‘No-Fan’  Bangalore

Now In  Hot Waters

by Someswar Rao

An oft-repeated but unchecked story had it that when the iconic Vidhana Sudha (used often as a symbol for Bangalore) was being built, a file was put up about the purchase of fans for the building. The then Chief Secretary to the government is said to have made a note on the file: ‘Bangalore is no fan city’. 


The unnamed CS deserves to be immortalized for two things: for a most quoted quote called the garden city or the ‘air-conditioned city’. 


My old friend and  Social Forestry officer Mr.Neginhal, tasked by the then Chief Minister Mr. Gundu Rao in the 1980s with greening the city,  guarded all trees zealously and raised its green cover.

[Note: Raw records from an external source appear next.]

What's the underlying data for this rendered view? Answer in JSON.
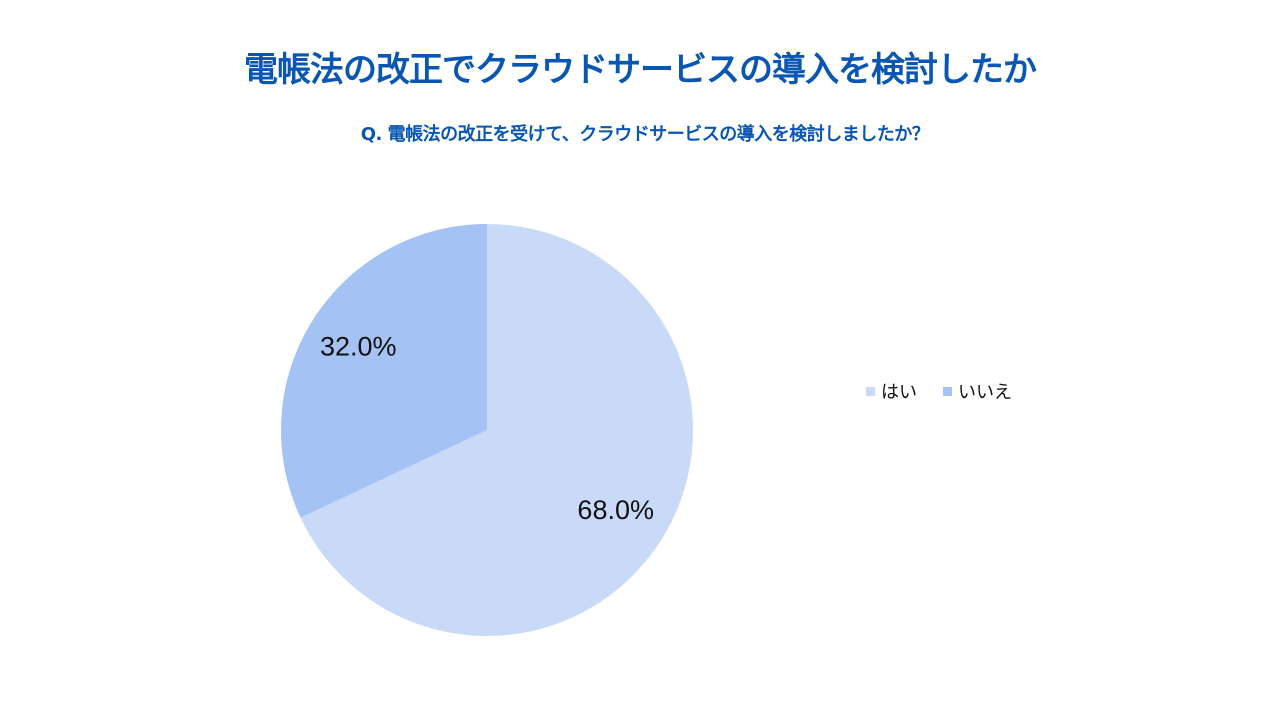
{
  "colors": {
    "title": "#0a56b3",
    "slice_yes": "#c9daf8",
    "slice_no": "#a4c2f4",
    "label": "#111111"
  },
  "chart_data": {
    "type": "pie",
    "title": "電帳法の改正でクラウドサービスの導入を検討したか",
    "subtitle": "Q. 電帳法の改正を受けて、クラウドサービスの導入を検討しましたか？",
    "categories": [
      "はい",
      "いいえ"
    ],
    "values": [
      68.0,
      32.0
    ],
    "data_labels": [
      "68.0%",
      "32.0%"
    ],
    "colors": [
      "#c9daf8",
      "#a4c2f4"
    ],
    "legend_position": "right"
  }
}
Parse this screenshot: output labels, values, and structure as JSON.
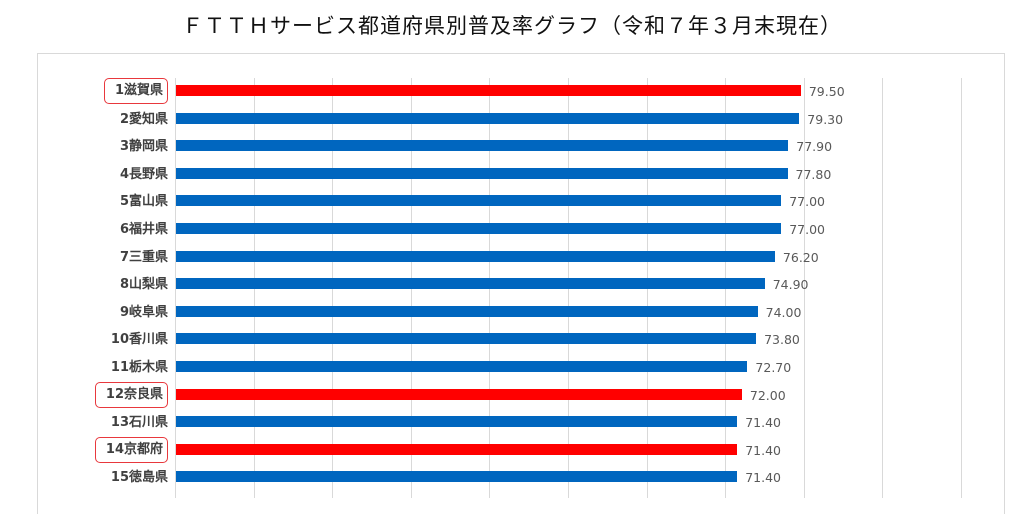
{
  "title": "ＦＴＴＨサービス都道府県別普及率グラフ（令和７年３月末現在）",
  "colors": {
    "highlight": "#ff0000",
    "normal": "#0066bf",
    "grid": "#d9d9d9"
  },
  "chart_data": {
    "type": "bar",
    "orientation": "horizontal",
    "title": "ＦＴＴＨサービス都道府県別普及率グラフ（令和７年３月末現在）",
    "xlabel": "",
    "ylabel": "",
    "xlim": [
      0,
      100
    ],
    "grid": true,
    "gridline_interval": 10,
    "legend": "none",
    "categories": [
      "1滋賀県",
      "2愛知県",
      "3静岡県",
      "4長野県",
      "5富山県",
      "6福井県",
      "7三重県",
      "8山梨県",
      "9岐阜県",
      "10香川県",
      "11栃木県",
      "12奈良県",
      "13石川県",
      "14京都府",
      "15徳島県"
    ],
    "values": [
      79.5,
      79.3,
      77.9,
      77.8,
      77.0,
      77.0,
      76.2,
      74.9,
      74.0,
      73.8,
      72.7,
      72.0,
      71.4,
      71.4,
      71.4
    ],
    "value_labels": [
      "79.50",
      "79.30",
      "77.90",
      "77.80",
      "77.00",
      "77.00",
      "76.20",
      "74.90",
      "74.00",
      "73.80",
      "72.70",
      "72.00",
      "71.40",
      "71.40",
      "71.40"
    ],
    "highlighted": [
      true,
      false,
      false,
      false,
      false,
      false,
      false,
      false,
      false,
      false,
      false,
      true,
      false,
      true,
      false
    ]
  }
}
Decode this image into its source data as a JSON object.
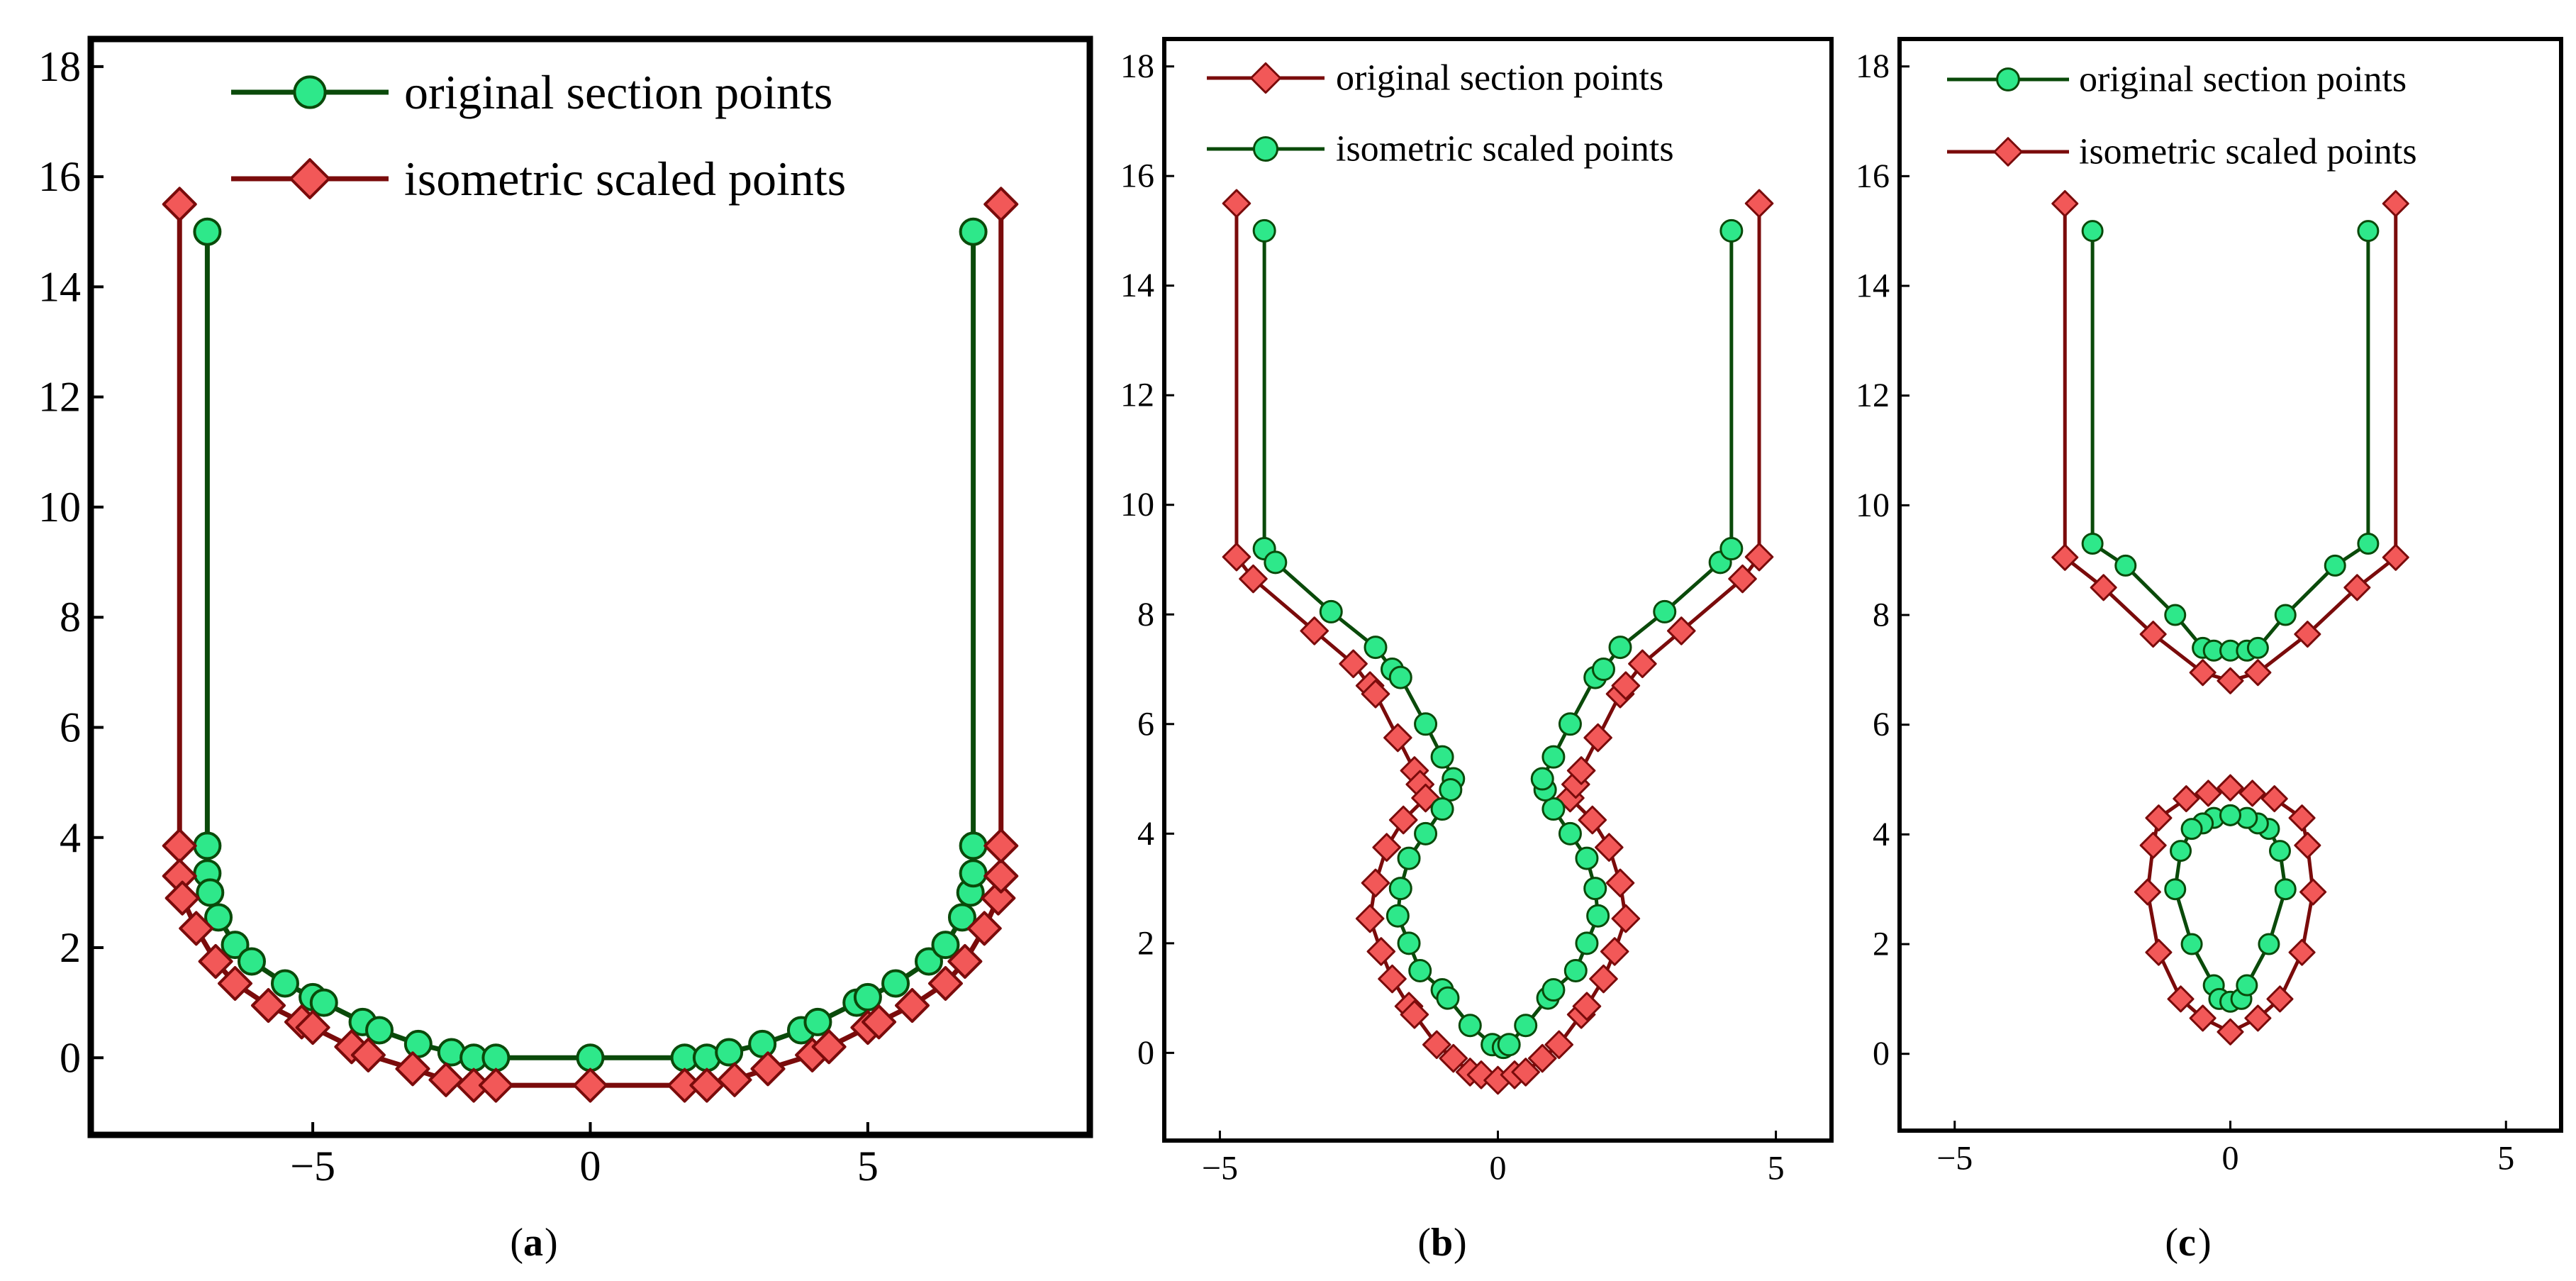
{
  "figure": {
    "panels": [
      {
        "label_open": "(",
        "label_letter": "a",
        "label_close": ")"
      },
      {
        "label_open": "(",
        "label_letter": "b",
        "label_close": ")"
      },
      {
        "label_open": "(",
        "label_letter": "c",
        "label_close": ")"
      }
    ]
  },
  "colors": {
    "original_line": "#0a4a0a",
    "original_fill": "#2ee88a",
    "scaled_line": "#7a0b0b",
    "scaled_fill": "#f25858"
  },
  "chart_data": [
    {
      "type": "line",
      "panel": "a",
      "xlim": [
        -9,
        9
      ],
      "ylim": [
        -1.4,
        18.5
      ],
      "xticks": [
        -5,
        0,
        5
      ],
      "xtick_labels": [
        "−5",
        "0",
        "5"
      ],
      "yticks": [
        0,
        2,
        4,
        6,
        8,
        10,
        12,
        14,
        16,
        18
      ],
      "ytick_labels": [
        "0",
        "2",
        "4",
        "6",
        "8",
        "10",
        "12",
        "14",
        "16",
        "18"
      ],
      "legend_position": "top-center",
      "series": [
        {
          "name": "original section points",
          "marker": "circle",
          "points": [
            [
              -6.9,
              15.0
            ],
            [
              -6.9,
              3.85
            ],
            [
              -6.9,
              3.35
            ],
            [
              -6.85,
              3.0
            ],
            [
              -6.7,
              2.55
            ],
            [
              -6.4,
              2.05
            ],
            [
              -6.1,
              1.75
            ],
            [
              -5.5,
              1.35
            ],
            [
              -5.0,
              1.1
            ],
            [
              -4.8,
              1.0
            ],
            [
              -4.1,
              0.65
            ],
            [
              -3.8,
              0.5
            ],
            [
              -3.1,
              0.25
            ],
            [
              -2.5,
              0.1
            ],
            [
              -2.1,
              0.0
            ],
            [
              -1.7,
              0.0
            ],
            [
              0.0,
              0.0
            ],
            [
              1.7,
              0.0
            ],
            [
              2.1,
              0.0
            ],
            [
              2.5,
              0.1
            ],
            [
              3.1,
              0.25
            ],
            [
              3.8,
              0.5
            ],
            [
              4.1,
              0.65
            ],
            [
              4.8,
              1.0
            ],
            [
              5.0,
              1.1
            ],
            [
              5.5,
              1.35
            ],
            [
              6.1,
              1.75
            ],
            [
              6.4,
              2.05
            ],
            [
              6.7,
              2.55
            ],
            [
              6.85,
              3.0
            ],
            [
              6.9,
              3.35
            ],
            [
              6.9,
              3.85
            ],
            [
              6.9,
              15.0
            ]
          ]
        },
        {
          "name": "isometric scaled points",
          "marker": "diamond",
          "points": [
            [
              -7.4,
              15.5
            ],
            [
              -7.4,
              3.85
            ],
            [
              -7.4,
              3.3
            ],
            [
              -7.35,
              2.9
            ],
            [
              -7.1,
              2.35
            ],
            [
              -6.75,
              1.75
            ],
            [
              -6.4,
              1.35
            ],
            [
              -5.8,
              0.95
            ],
            [
              -5.2,
              0.65
            ],
            [
              -5.0,
              0.55
            ],
            [
              -4.3,
              0.2
            ],
            [
              -4.0,
              0.05
            ],
            [
              -3.2,
              -0.2
            ],
            [
              -2.6,
              -0.4
            ],
            [
              -2.1,
              -0.5
            ],
            [
              -1.7,
              -0.5
            ],
            [
              0.0,
              -0.5
            ],
            [
              1.7,
              -0.5
            ],
            [
              2.1,
              -0.5
            ],
            [
              2.6,
              -0.4
            ],
            [
              3.2,
              -0.2
            ],
            [
              4.0,
              0.05
            ],
            [
              4.3,
              0.2
            ],
            [
              5.0,
              0.55
            ],
            [
              5.2,
              0.65
            ],
            [
              5.8,
              0.95
            ],
            [
              6.4,
              1.35
            ],
            [
              6.75,
              1.75
            ],
            [
              7.1,
              2.35
            ],
            [
              7.35,
              2.9
            ],
            [
              7.4,
              3.3
            ],
            [
              7.4,
              3.85
            ],
            [
              7.4,
              15.5
            ]
          ]
        }
      ]
    },
    {
      "type": "line",
      "panel": "b",
      "xlim": [
        -6,
        6
      ],
      "ylim": [
        -1.6,
        18.5
      ],
      "xticks": [
        -5,
        0,
        5
      ],
      "xtick_labels": [
        "−5",
        "0",
        "5"
      ],
      "yticks": [
        0,
        2,
        4,
        6,
        8,
        10,
        12,
        14,
        16,
        18
      ],
      "ytick_labels": [
        "0",
        "2",
        "4",
        "6",
        "8",
        "10",
        "12",
        "14",
        "16",
        "18"
      ],
      "legend_position": "top-center",
      "series": [
        {
          "name": "original section points",
          "marker": "diamond",
          "points": [
            [
              -4.7,
              15.5
            ],
            [
              -4.7,
              9.05
            ],
            [
              -4.4,
              8.65
            ],
            [
              -3.3,
              7.7
            ],
            [
              -2.6,
              7.1
            ],
            [
              -2.3,
              6.7
            ],
            [
              -2.2,
              6.55
            ],
            [
              -1.8,
              5.75
            ],
            [
              -1.5,
              5.15
            ],
            [
              -1.4,
              4.9
            ],
            [
              -1.3,
              4.65
            ],
            [
              -1.7,
              4.25
            ],
            [
              -2.0,
              3.75
            ],
            [
              -2.2,
              3.1
            ],
            [
              -2.3,
              2.45
            ],
            [
              -2.1,
              1.85
            ],
            [
              -1.9,
              1.35
            ],
            [
              -1.6,
              0.85
            ],
            [
              -1.5,
              0.7
            ],
            [
              -1.1,
              0.15
            ],
            [
              -0.8,
              -0.1
            ],
            [
              -0.5,
              -0.35
            ],
            [
              -0.3,
              -0.4
            ],
            [
              0.0,
              -0.5
            ],
            [
              0.3,
              -0.4
            ],
            [
              0.5,
              -0.35
            ],
            [
              0.8,
              -0.1
            ],
            [
              1.1,
              0.15
            ],
            [
              1.5,
              0.7
            ],
            [
              1.6,
              0.85
            ],
            [
              1.9,
              1.35
            ],
            [
              2.1,
              1.85
            ],
            [
              2.3,
              2.45
            ],
            [
              2.2,
              3.1
            ],
            [
              2.0,
              3.75
            ],
            [
              1.7,
              4.25
            ],
            [
              1.3,
              4.65
            ],
            [
              1.4,
              4.9
            ],
            [
              1.5,
              5.15
            ],
            [
              1.8,
              5.75
            ],
            [
              2.2,
              6.55
            ],
            [
              2.3,
              6.7
            ],
            [
              2.6,
              7.1
            ],
            [
              3.3,
              7.7
            ],
            [
              4.4,
              8.65
            ],
            [
              4.7,
              9.05
            ],
            [
              4.7,
              15.5
            ]
          ]
        },
        {
          "name": "isometric scaled points",
          "marker": "circle",
          "points": [
            [
              -4.2,
              15.0
            ],
            [
              -4.2,
              9.2
            ],
            [
              -4.0,
              8.95
            ],
            [
              -3.0,
              8.05
            ],
            [
              -2.2,
              7.4
            ],
            [
              -1.9,
              7.0
            ],
            [
              -1.75,
              6.85
            ],
            [
              -1.3,
              6.0
            ],
            [
              -1.0,
              5.4
            ],
            [
              -0.8,
              5.0
            ],
            [
              -0.85,
              4.8
            ],
            [
              -1.0,
              4.45
            ],
            [
              -1.3,
              4.0
            ],
            [
              -1.6,
              3.55
            ],
            [
              -1.75,
              3.0
            ],
            [
              -1.8,
              2.5
            ],
            [
              -1.6,
              2.0
            ],
            [
              -1.4,
              1.5
            ],
            [
              -1.0,
              1.15
            ],
            [
              -0.9,
              1.0
            ],
            [
              -0.5,
              0.5
            ],
            [
              -0.1,
              0.15
            ],
            [
              0.1,
              0.1
            ],
            [
              0.2,
              0.15
            ],
            [
              0.5,
              0.5
            ],
            [
              0.9,
              1.0
            ],
            [
              1.0,
              1.15
            ],
            [
              1.4,
              1.5
            ],
            [
              1.6,
              2.0
            ],
            [
              1.8,
              2.5
            ],
            [
              1.75,
              3.0
            ],
            [
              1.6,
              3.55
            ],
            [
              1.3,
              4.0
            ],
            [
              1.0,
              4.45
            ],
            [
              0.85,
              4.8
            ],
            [
              0.8,
              5.0
            ],
            [
              1.0,
              5.4
            ],
            [
              1.3,
              6.0
            ],
            [
              1.75,
              6.85
            ],
            [
              1.9,
              7.0
            ],
            [
              2.2,
              7.4
            ],
            [
              3.0,
              8.05
            ],
            [
              4.0,
              8.95
            ],
            [
              4.2,
              9.2
            ],
            [
              4.2,
              15.0
            ]
          ]
        }
      ]
    },
    {
      "type": "line",
      "panel": "c",
      "xlim": [
        -6,
        6
      ],
      "ylim": [
        -1.4,
        18.5
      ],
      "xticks": [
        -5,
        0,
        5
      ],
      "xtick_labels": [
        "−5",
        "0",
        "5"
      ],
      "yticks": [
        0,
        2,
        4,
        6,
        8,
        10,
        12,
        14,
        16,
        18
      ],
      "ytick_labels": [
        "0",
        "2",
        "4",
        "6",
        "8",
        "10",
        "12",
        "14",
        "16",
        "18"
      ],
      "legend_position": "top-center",
      "series": [
        {
          "name": "original section points",
          "marker": "circle",
          "paths": [
            [
              [
                -2.5,
                15.0
              ],
              [
                -2.5,
                9.3
              ],
              [
                -1.9,
                8.9
              ],
              [
                -1.0,
                8.0
              ],
              [
                -0.5,
                7.4
              ],
              [
                -0.3,
                7.35
              ],
              [
                0.0,
                7.35
              ],
              [
                0.3,
                7.35
              ],
              [
                0.5,
                7.4
              ],
              [
                1.0,
                8.0
              ],
              [
                1.9,
                8.9
              ],
              [
                2.5,
                9.3
              ],
              [
                2.5,
                15.0
              ]
            ],
            [
              [
                0.0,
                4.35
              ],
              [
                -0.3,
                4.3
              ],
              [
                -0.5,
                4.2
              ],
              [
                -0.7,
                4.1
              ],
              [
                -0.9,
                3.7
              ],
              [
                -1.0,
                3.0
              ],
              [
                -0.7,
                2.0
              ],
              [
                -0.3,
                1.25
              ],
              [
                -0.2,
                1.0
              ],
              [
                0.0,
                0.95
              ],
              [
                0.2,
                1.0
              ],
              [
                0.3,
                1.25
              ],
              [
                0.7,
                2.0
              ],
              [
                1.0,
                3.0
              ],
              [
                0.9,
                3.7
              ],
              [
                0.7,
                4.1
              ],
              [
                0.5,
                4.2
              ],
              [
                0.3,
                4.3
              ],
              [
                0.0,
                4.35
              ]
            ]
          ]
        },
        {
          "name": "isometric scaled points",
          "marker": "diamond",
          "paths": [
            [
              [
                -3.0,
                15.5
              ],
              [
                -3.0,
                9.05
              ],
              [
                -2.3,
                8.5
              ],
              [
                -1.4,
                7.65
              ],
              [
                -0.5,
                6.95
              ],
              [
                0.0,
                6.8
              ],
              [
                0.5,
                6.95
              ],
              [
                1.4,
                7.65
              ],
              [
                2.3,
                8.5
              ],
              [
                3.0,
                9.05
              ],
              [
                3.0,
                15.5
              ]
            ],
            [
              [
                0.0,
                4.85
              ],
              [
                -0.4,
                4.75
              ],
              [
                -0.8,
                4.65
              ],
              [
                -1.3,
                4.3
              ],
              [
                -1.4,
                3.8
              ],
              [
                -1.5,
                2.95
              ],
              [
                -1.3,
                1.85
              ],
              [
                -0.9,
                1.0
              ],
              [
                -0.5,
                0.65
              ],
              [
                0.0,
                0.4
              ],
              [
                0.5,
                0.65
              ],
              [
                0.9,
                1.0
              ],
              [
                1.3,
                1.85
              ],
              [
                1.5,
                2.95
              ],
              [
                1.4,
                3.8
              ],
              [
                1.3,
                4.3
              ],
              [
                0.8,
                4.65
              ],
              [
                0.4,
                4.75
              ],
              [
                0.0,
                4.85
              ]
            ]
          ]
        }
      ]
    }
  ]
}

But before his recent death, the city lost the title of Garden City. What was once called the ‘AC city’ has become blisterIngly hot during su7mmer, having lost scores of trees with every road project and Metro line. There is, however one distinct peculiarity it retains: However scorching the summer might be, as soon as you get into the shade of a tree you feel it is like an AC room. The famous gazal of Jagjeet Singh echoes in your ears : zindagee  dhoop aur tu ghana  chayaa   (life is hot sun and you are dense shade).One is thankful for the trees still not axed down. 

 
Every town or city in India has a distinct feature the very name reminds you of. If you have been there you recall the quiet, Civil Lines near the Allahabad University in Prayag, the scores of people with guns near Banda district court, busy Hazratganj in Lucknow, the shaking hotel room in Kanpur as heavy traffic robs you of sleep all night or the narrow dirty lanes of Kashi,  You get a mental picture of heaps of oranges in Nagpur with a mile-long line of bullock carts going by themselves from Amraoti to Akola as the farmers sleep, the Bhopal gardens, one with only rose plants, and third with only bougainvillea or only marigold in a third. 

Chandigarh will bring to your mind the Shimla lights glittering beyond its lake. In the case of Bombay, it may be many thousand rushing into a local train even as thousands more struggle to alight, the morning fog in Deli or the Howrah bridge in Kolkata. It can go on and on. 
But say Bangalore and it is hot water. Almost all including the slum dweller have a hot water bath in the morning though it is not very cold.No hot water for some reason or the other means “Bangalore  in hot  waters.”